I knew it was coming. A year ago, in one of its first workshops in the new administration, the FTC invited opponents of gender-affirming care to give public testimony. The workshop, titled “The Dangers of ‘Gender-Affirming’ Care for Minors,” included “doctors, medical ethicists, whistleblowers, detransitioners, and parents of detransitioners” and invited them to “share perspectives grounded in research, expertise, and personal experience.” Not surprisingly, given the workshop’s title, the perspective shared was that such care is harmful and should be prosecuted. Speakers with opposing views of gender-affirming care were not included in the workshop.
Since then, the FTC has announced several enforcement actions involving health claims and youth. I blogged about one and suggested that it might be setting the stage for the FTC’s real target, the doctors who provide gender-affirming care for the very small number of transgender youth whose families seek such care for them. Now, almost exactly one year following its workshop, the FTC, joined by Alaska, Iowa, Nebraska and Texas, has announced the filing of a lawsuit against the World Professional Association for Transgender Health (WPATH). The FTC’s 100+ page complaint alleges that WPATH “has provided the means for medical providers to make false and unsubstantiated claims to parents in order to sell pediatric medical transition services.” In other words, the FTC is accusing the organization of recommending procedures such as “breast amputation” and “penis removal” to sustain a “lucrative industry” of pediatric medical transition services and “profit its members.”
The thrust of its lengthy complaint, charging WPATH with violation of the FTC Act and the states’ own consumer protection statutes, and seeking injunctive relief, restitution, and civil penalties, is that the organization, in issuing recommendations for the care of transgender patients based on standards of care that WPATH asserts are based on “established scientific standards, expert consensus, and patient centered values,” misleads doctors and families regarding the risks associated with some treatments. Further, according to the complaint, WPATH, which does not provide direct care to patients, seeks to have more treatments covered by insurance so that its members can benefit financially.
In January, when served with an investigative demand by the FTC, WPATH filed a lawsuit, alleging that the investigation constituted a “blatant and retaliatory attack on the first amendment rights of WPATH, attempting to silence and punish an organization who has worked to deliver evidence-based guidelines for care for transgender individuals.” A court agreed and blocked the investigation. WPATH’s statement says that it expects the same result here.

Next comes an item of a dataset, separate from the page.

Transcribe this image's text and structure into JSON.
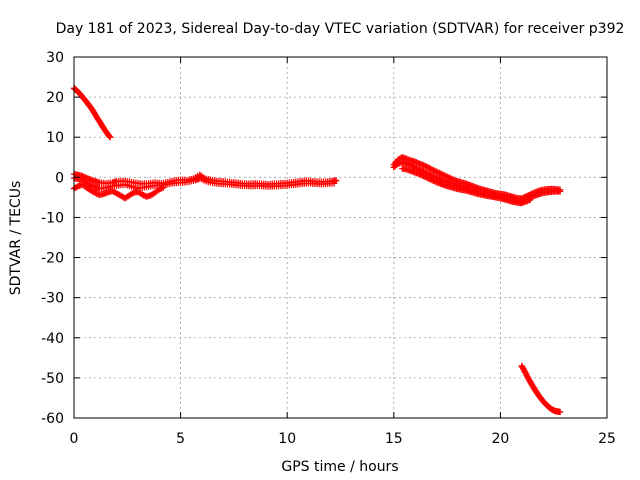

This may be the first enforcement action brought by the FTC to challenge clinical medical guidelines themselves under a consumer protection framework. The complaint treats the guidelines and the recommendations of a non-profit organization and the patient care provided by individual physicians for their individual patients essentially as false and unsubstantiated commercial speech causing consumer injury. And it charges WPATH, in establishing guidelines, with “furnishing of the means and instrumentalities by which its members and other clinicians deceive consumers into purchasing pediatric medical transition services.” While the FTC and the states have always treated health claims by commercial actors causing injury as a high priority enforcement area, particularly if minors are involved, the enforcement action here seems to be of a different order entirely.
What are the implications? Certainly, if the courts are receptive to the FTC’s theories, this may open up a new front for consumer protection enforcement for regulators on all sides of the political spectrum. Personally, not only does this particular action against WPATH trouble me, but I can’t help but worry that regulators could adopt this approach in other equally problematic contexts, arguing, for example, that abortion or contraceptives cause harm to women and that therefore providers of such treatments are deceiving their patients and violating consumer protection laws. While false advertising laws protect against more than pocket-book issues and monetary harm, their use to challenge clinical standards and guidelines developed by health experts is novel. Not only will significant First Amendment issues have to be addressed by the courts but one can’t help but wonder if such actions detract from regulators' “kitchen table” consumer protection work.